Topic 3 Overfitting

Learning Goals

  • Explain why training/in-sample model evaluation metrics can provide a misleading view of true test/out-of-sample performance


Slides from today are available here.




Exercises

Exercise 1

Consider the following relationship. (From the code, we can tell that the true relationship between x and y is quadratic: \(y=x^2\) is the underlying relationship.)

Imagine a model that is overfit to this training data. (You are not limited to lines.) Draw a picture of the predictions from this overfit model.

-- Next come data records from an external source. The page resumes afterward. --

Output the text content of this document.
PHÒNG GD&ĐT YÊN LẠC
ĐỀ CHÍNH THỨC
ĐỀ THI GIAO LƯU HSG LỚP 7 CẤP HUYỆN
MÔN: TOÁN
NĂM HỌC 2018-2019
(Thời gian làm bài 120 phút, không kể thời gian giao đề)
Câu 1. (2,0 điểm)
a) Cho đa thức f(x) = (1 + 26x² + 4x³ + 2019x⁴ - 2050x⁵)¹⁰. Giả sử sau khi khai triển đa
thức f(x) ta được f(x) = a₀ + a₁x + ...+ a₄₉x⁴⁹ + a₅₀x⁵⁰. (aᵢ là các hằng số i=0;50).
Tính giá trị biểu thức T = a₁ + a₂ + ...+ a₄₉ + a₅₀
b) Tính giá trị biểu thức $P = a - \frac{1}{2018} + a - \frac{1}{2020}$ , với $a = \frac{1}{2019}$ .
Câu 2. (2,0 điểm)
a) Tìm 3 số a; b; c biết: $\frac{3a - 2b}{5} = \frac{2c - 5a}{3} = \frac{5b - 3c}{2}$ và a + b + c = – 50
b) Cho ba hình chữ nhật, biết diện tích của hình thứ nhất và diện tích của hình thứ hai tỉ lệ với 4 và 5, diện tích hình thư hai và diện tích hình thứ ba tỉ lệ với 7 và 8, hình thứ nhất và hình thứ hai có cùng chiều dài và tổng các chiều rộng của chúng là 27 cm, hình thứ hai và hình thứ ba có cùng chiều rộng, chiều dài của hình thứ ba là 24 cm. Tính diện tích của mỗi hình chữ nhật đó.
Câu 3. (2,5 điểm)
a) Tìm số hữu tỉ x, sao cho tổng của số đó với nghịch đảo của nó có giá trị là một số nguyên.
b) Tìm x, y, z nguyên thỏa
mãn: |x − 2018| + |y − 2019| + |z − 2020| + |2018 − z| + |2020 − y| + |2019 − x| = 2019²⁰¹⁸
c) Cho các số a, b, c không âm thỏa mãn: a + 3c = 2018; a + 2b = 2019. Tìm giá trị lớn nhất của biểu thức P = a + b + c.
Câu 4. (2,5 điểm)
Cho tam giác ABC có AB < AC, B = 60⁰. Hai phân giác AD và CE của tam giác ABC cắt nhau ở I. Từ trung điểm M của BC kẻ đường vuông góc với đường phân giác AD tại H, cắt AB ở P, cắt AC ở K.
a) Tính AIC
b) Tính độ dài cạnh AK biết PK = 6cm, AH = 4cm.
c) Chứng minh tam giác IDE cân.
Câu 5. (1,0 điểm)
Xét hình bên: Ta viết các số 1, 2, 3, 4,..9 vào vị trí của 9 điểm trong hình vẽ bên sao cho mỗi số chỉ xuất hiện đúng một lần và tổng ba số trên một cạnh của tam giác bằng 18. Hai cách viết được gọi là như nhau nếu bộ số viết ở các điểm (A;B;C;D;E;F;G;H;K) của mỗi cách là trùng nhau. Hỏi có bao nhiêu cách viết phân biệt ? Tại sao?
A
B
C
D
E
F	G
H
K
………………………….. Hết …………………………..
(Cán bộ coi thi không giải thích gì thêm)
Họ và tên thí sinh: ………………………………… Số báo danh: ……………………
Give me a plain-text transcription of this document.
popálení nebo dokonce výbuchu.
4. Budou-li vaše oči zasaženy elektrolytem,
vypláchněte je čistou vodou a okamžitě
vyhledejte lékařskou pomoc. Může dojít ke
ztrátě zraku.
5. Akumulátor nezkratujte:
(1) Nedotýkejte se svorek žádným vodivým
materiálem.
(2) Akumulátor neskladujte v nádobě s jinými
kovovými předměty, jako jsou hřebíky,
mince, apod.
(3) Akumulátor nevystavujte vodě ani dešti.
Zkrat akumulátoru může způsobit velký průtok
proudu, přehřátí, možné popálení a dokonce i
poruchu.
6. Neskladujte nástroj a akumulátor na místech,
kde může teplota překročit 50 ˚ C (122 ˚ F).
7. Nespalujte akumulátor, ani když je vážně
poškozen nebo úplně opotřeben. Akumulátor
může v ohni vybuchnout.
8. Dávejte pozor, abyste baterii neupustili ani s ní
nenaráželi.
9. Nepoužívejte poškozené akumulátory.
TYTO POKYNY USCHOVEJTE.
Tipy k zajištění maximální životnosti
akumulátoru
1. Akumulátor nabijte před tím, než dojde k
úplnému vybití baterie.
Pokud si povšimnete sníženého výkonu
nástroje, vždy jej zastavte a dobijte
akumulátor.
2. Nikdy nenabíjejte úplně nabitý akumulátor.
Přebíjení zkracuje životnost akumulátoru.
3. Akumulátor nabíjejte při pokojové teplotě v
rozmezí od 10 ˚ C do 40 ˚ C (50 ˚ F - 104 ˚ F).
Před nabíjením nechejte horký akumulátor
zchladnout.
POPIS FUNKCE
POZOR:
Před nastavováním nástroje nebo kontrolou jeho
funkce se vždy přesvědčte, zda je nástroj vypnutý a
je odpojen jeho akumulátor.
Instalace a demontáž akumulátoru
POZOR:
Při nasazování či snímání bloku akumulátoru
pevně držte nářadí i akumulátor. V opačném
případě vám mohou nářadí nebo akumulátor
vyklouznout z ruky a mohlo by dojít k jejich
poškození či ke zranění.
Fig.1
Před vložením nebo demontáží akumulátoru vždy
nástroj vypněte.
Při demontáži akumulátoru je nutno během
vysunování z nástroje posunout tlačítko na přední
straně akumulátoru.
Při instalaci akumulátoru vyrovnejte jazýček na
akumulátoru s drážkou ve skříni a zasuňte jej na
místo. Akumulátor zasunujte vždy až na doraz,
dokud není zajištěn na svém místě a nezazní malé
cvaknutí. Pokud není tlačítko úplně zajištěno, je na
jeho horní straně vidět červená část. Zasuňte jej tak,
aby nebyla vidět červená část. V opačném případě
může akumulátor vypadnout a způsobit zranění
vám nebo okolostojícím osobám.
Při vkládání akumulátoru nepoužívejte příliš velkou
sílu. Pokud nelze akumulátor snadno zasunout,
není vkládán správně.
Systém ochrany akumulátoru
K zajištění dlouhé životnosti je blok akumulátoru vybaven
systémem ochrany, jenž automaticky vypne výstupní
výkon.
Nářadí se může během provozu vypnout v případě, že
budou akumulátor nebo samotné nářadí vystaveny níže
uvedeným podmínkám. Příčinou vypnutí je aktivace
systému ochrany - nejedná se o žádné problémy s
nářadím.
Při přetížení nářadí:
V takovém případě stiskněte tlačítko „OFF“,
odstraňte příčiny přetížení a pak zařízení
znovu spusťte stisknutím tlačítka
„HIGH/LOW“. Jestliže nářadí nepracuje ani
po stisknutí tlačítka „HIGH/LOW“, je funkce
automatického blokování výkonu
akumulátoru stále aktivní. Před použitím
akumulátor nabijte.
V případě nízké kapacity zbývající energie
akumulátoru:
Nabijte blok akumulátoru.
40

Explain why your picture demonstrates overfitting:

  • How does your model perform on the training data (the data displayed here)?
  • If we received a new dataset from this same setting (test data), what would a plot of y vs. x look like?
  • How would your model perform on this new test data?
set.seed(123)

data_train <- tibble::tibble(
    x = runif(15,0,7), # Generate random numbers for predictor x
    y = x^2 + rnorm(15,sd = 7) # Generate y using y = x^2 + noise
)
data_train %>%
    ggplot(aes(x = x, y = y)) + 
    geom_point() +
    theme_classic()


Exercise 2

Consider this xkcd comic on “modeling” the outcomes of US presidential elections. How is this comic related to overfitting?


Check-in with groupmates

What ideas have you found confusing, less clear, or intriguing based on videos and class exercises? Based on this, what would help improve your understanding or help you improve others’ understanding? You’ll reflect on these noticings in the Metacognitive Reflection part of your homework assignments.